As infecções crônicas pelos vírus da hepatite B e C também podem estar com os dias contados. Pesquisadores já desenvolveram CAR-T Cells específicas para acabar com o problema. Os estudos atualmente estão em fase pré-clínica.
Doenças autoimunes
As células CAR-T também podem ser usadas na tentativa de cura de doenças autoimunes. Há testes em andamento contra o lúpus, que pode afetar diversos órgãos e tecidos, e miastenia gravis, que leva à fraqueza muscular progressiva e incapacitante.
As células B também fazem parte do sistema imunológico. Entretanto, em algumas doenças autoimunes como lúpus, esses linfócitos podem liberar anticorpos que danificam o tecido do corpo e provocam ataques de células T nos tecidos.
Em 2019, pesquisadores norte-americanos conseguiram eliminar células B do sistema imunológico para curar camundongos que sofriam com lúpus. A terapia com CAR-T Cells conseguiu destruir as células B dos animais, detectando um marcador de proteína em sua superfície. Cientistas ainda tentam descobrir por que a técnica não funcionou para 15 dos 41 camundongos estudados. Porém, no futuro esse tipo de terapia pode representar a cura do lúpus.
Perspectivas para o futuro
A área de terapia gênica teve um grande crescimento nos últimos anos. O resultado disso são alguns produtos já aprovados e disponíveis no mercado. Ou seja, já se evoluiu da fase de descoberta para a comercialização.
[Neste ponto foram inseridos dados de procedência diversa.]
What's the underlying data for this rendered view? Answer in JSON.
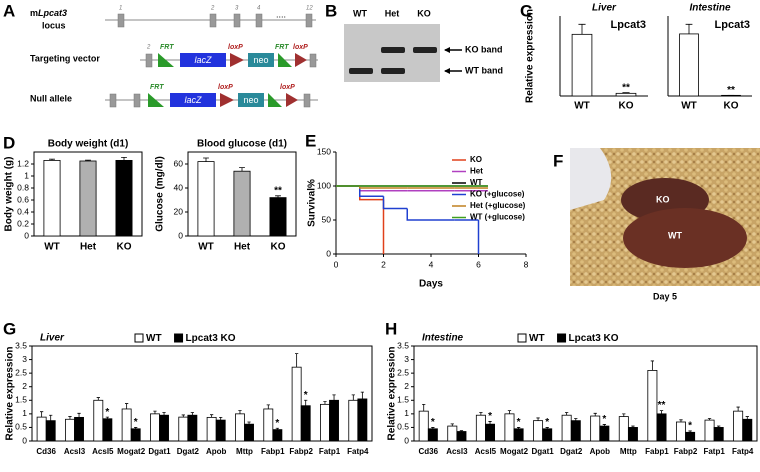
{
  "panel_labels": [
    "A",
    "B",
    "C",
    "D",
    "E",
    "F",
    "G",
    "H"
  ],
  "diagram": {
    "locus_prefix": "m",
    "locus_gene": "Lpcat3",
    "locus_suffix": "locus",
    "vector_label": "Targeting vector",
    "null_label": "Null allele",
    "exon_numbers": [
      "1",
      "2",
      "3",
      "4",
      "12"
    ],
    "ellipsis": "....",
    "frt": "FRT",
    "lacz": "lacZ",
    "loxp": "loxP",
    "neo": "neo"
  },
  "gel": {
    "lanes": [
      "WT",
      "Het",
      "KO"
    ],
    "ko_band": "KO band",
    "wt_band": "WT band"
  },
  "photo": {
    "ko": "KO",
    "wt": "WT",
    "caption": "Day 5"
  },
  "chart_data": [
    {
      "type": "bar",
      "title": "Liver",
      "annotation": "Lpcat3",
      "y_label": "Relative expression",
      "categories": [
        "WT",
        "KO"
      ],
      "values": [
        1.85,
        0.08
      ],
      "errors": [
        0.3,
        0.02
      ],
      "significance": [
        null,
        "**"
      ],
      "colors": [
        "#ffffff",
        "#ffffff"
      ],
      "ylim": [
        0,
        2.4
      ]
    },
    {
      "type": "bar",
      "title": "Intestine",
      "annotation": "Lpcat3",
      "categories": [
        "WT",
        "KO"
      ],
      "values": [
        0.97,
        0.01
      ],
      "errors": [
        0.15,
        0
      ],
      "significance": [
        null,
        "**"
      ],
      "colors": [
        "#ffffff",
        "#ffffff"
      ],
      "ylim": [
        0,
        1.25
      ]
    },
    {
      "type": "bar",
      "title": "Body weight (d1)",
      "y_label": "Body weight (g)",
      "categories": [
        "WT",
        "Het",
        "KO"
      ],
      "values": [
        1.26,
        1.25,
        1.26
      ],
      "errors": [
        0.02,
        0.015,
        0.05
      ],
      "colors": [
        "#ffffff",
        "#b0b0b0",
        "#000000"
      ],
      "ylim": [
        0,
        1.4
      ],
      "yticks": [
        0,
        0.2,
        0.4,
        0.6,
        0.8,
        1,
        1.2
      ]
    },
    {
      "type": "bar",
      "title": "Blood glucose (d1)",
      "y_label": "Glucose (mg/dl)",
      "categories": [
        "WT",
        "Het",
        "KO"
      ],
      "values": [
        62,
        54,
        32
      ],
      "errors": [
        3,
        3,
        1.5
      ],
      "significance": [
        null,
        null,
        "**"
      ],
      "colors": [
        "#ffffff",
        "#b0b0b0",
        "#000000"
      ],
      "ylim": [
        0,
        70
      ],
      "yticks": [
        0,
        20,
        40,
        60
      ]
    },
    {
      "type": "line",
      "y_label": "Survival%",
      "x_label": "Days",
      "x": [
        0,
        1,
        2,
        3,
        4,
        5,
        6
      ],
      "series": [
        {
          "name": "KO",
          "color": "#e0401a",
          "values": [
            100,
            80,
            0,
            null,
            null,
            null,
            null
          ]
        },
        {
          "name": "Het",
          "color": "#b040c0",
          "values": [
            100,
            93,
            93,
            93,
            93,
            93,
            93
          ]
        },
        {
          "name": "WT",
          "color": "#000000",
          "values": [
            100,
            100,
            100,
            100,
            100,
            100,
            100
          ]
        },
        {
          "name": "KO (+glucose)",
          "color": "#2040d0",
          "values": [
            100,
            85,
            67,
            50,
            50,
            50,
            0
          ]
        },
        {
          "name": "Het (+glucose)",
          "color": "#c08020",
          "values": [
            100,
            97,
            97,
            97,
            97,
            97,
            97
          ]
        },
        {
          "name": "WT (+glucose)",
          "color": "#40a020",
          "values": [
            100,
            100,
            100,
            100,
            100,
            100,
            100
          ]
        }
      ],
      "xlim": [
        0,
        8
      ],
      "xticks": [
        0,
        2,
        4,
        6,
        8
      ],
      "ylim": [
        0,
        150
      ],
      "yticks": [
        0,
        50,
        100,
        150
      ]
    },
    {
      "type": "bar",
      "title": "Liver",
      "y_label": "Relative expression",
      "categories": [
        "Cd36",
        "Acsl3",
        "Acsl5",
        "Mogat2",
        "Dgat1",
        "Dgat2",
        "Apob",
        "Mttp",
        "Fabp1",
        "Fabp2",
        "Fatp1",
        "Fatp4"
      ],
      "series": [
        {
          "name": "WT",
          "color": "#ffffff",
          "values": [
            0.88,
            0.8,
            1.5,
            1.18,
            1.0,
            0.88,
            0.87,
            1.0,
            1.18,
            2.72,
            1.35,
            1.5
          ],
          "errors": [
            0.2,
            0.1,
            0.1,
            0.2,
            0.1,
            0.08,
            0.1,
            0.12,
            0.15,
            0.5,
            0.1,
            0.2
          ]
        },
        {
          "name": "Lpcat3 KO",
          "color": "#000000",
          "values": [
            0.75,
            0.87,
            0.82,
            0.45,
            0.95,
            0.95,
            0.77,
            0.62,
            0.42,
            1.3,
            1.5,
            1.55
          ],
          "errors": [
            0.2,
            0.15,
            0.06,
            0.05,
            0.1,
            0.1,
            0.1,
            0.08,
            0.05,
            0.2,
            0.2,
            0.25
          ],
          "significance": [
            null,
            null,
            "*",
            "*",
            null,
            null,
            null,
            null,
            "*",
            "*",
            null,
            null
          ]
        }
      ],
      "ylim": [
        0,
        3.5
      ],
      "yticks": [
        0,
        0.5,
        1,
        1.5,
        2,
        2.5,
        3,
        3.5
      ]
    },
    {
      "type": "bar",
      "title": "Intestine",
      "y_label": "Relative expression",
      "categories": [
        "Cd36",
        "Acsl3",
        "Acsl5",
        "Mogat2",
        "Dgat1",
        "Dgat2",
        "Apob",
        "Mttp",
        "Fabp1",
        "Fabp2",
        "Fatp1",
        "Fatp4"
      ],
      "series": [
        {
          "name": "WT",
          "color": "#ffffff",
          "values": [
            1.1,
            0.55,
            0.95,
            1.0,
            0.75,
            0.95,
            0.92,
            0.9,
            2.6,
            0.7,
            0.77,
            1.1
          ],
          "errors": [
            0.25,
            0.08,
            0.1,
            0.12,
            0.1,
            0.1,
            0.1,
            0.1,
            0.35,
            0.08,
            0.06,
            0.15
          ]
        },
        {
          "name": "Lpcat3 KO",
          "color": "#000000",
          "values": [
            0.45,
            0.35,
            0.62,
            0.45,
            0.45,
            0.75,
            0.55,
            0.5,
            1.0,
            0.32,
            0.5,
            0.8
          ],
          "errors": [
            0.05,
            0.03,
            0.1,
            0.05,
            0.05,
            0.08,
            0.06,
            0.05,
            0.12,
            0.05,
            0.05,
            0.1
          ],
          "significance": [
            "*",
            null,
            "*",
            "*",
            "*",
            null,
            "*",
            null,
            "**",
            "*",
            null,
            null
          ]
        }
      ],
      "ylim": [
        0,
        3.5
      ],
      "yticks": [
        0,
        0.5,
        1,
        1.5,
        2,
        2.5,
        3,
        3.5
      ]
    }
  ]
}
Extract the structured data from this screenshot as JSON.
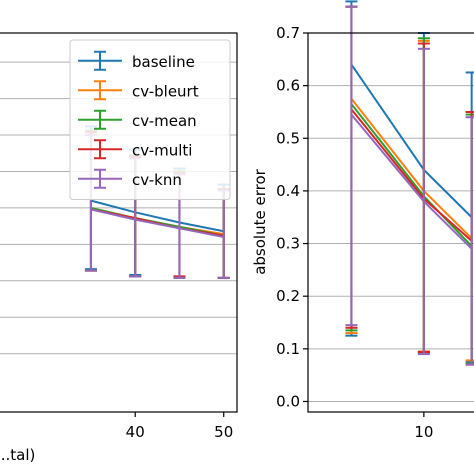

De acordo com especialistas, o mercado global de terapias com CAR-T Cells deve aumentar ainda mais até 2025. Esse crescimento pode estar ligado ao uso de vetores não virais nas terapias gênicas. Um artigo publicado na revista Nature Biotechnology analisa o cenário de patentes com foco nos vetores que não utilizam vírus. Em breve, a ideia é testá-los nas terapias com CAR-T Cells. Isso poderia significar o desenvolvimento de técnicas mais seguras na área.
Um dos principais desafios da terapia é o custo. Nos Estados Unidos, a produção das células e as despesas hospitalares podem custar juntas mais de US$ 1 milhão de dólares aos pacientes. Entretanto, com a tecnologia sendo desenvolvida também no Brasil, com o auxílio de universidades e órgãos públicos, o tratamento pode custar bem menos do que isso. Com o protocolo de produção de CAR-T Cells aberto, outros laboratórios também poderão reproduzir a técnica. Isso resultará no tratamento de um número maior de pacientes.
Por fim, a terapia com CAR-T Cells mudou o paradigma para doenças oncológicas. Pode também causar o mesmo efeito em doenças crônicas e autoimunes. Se essas previsões se concretizarem, poderá haver redução da mortalidade por esses tipos de patologias. Consequentemente, pacientes e familiares terão mais qualidade de vida.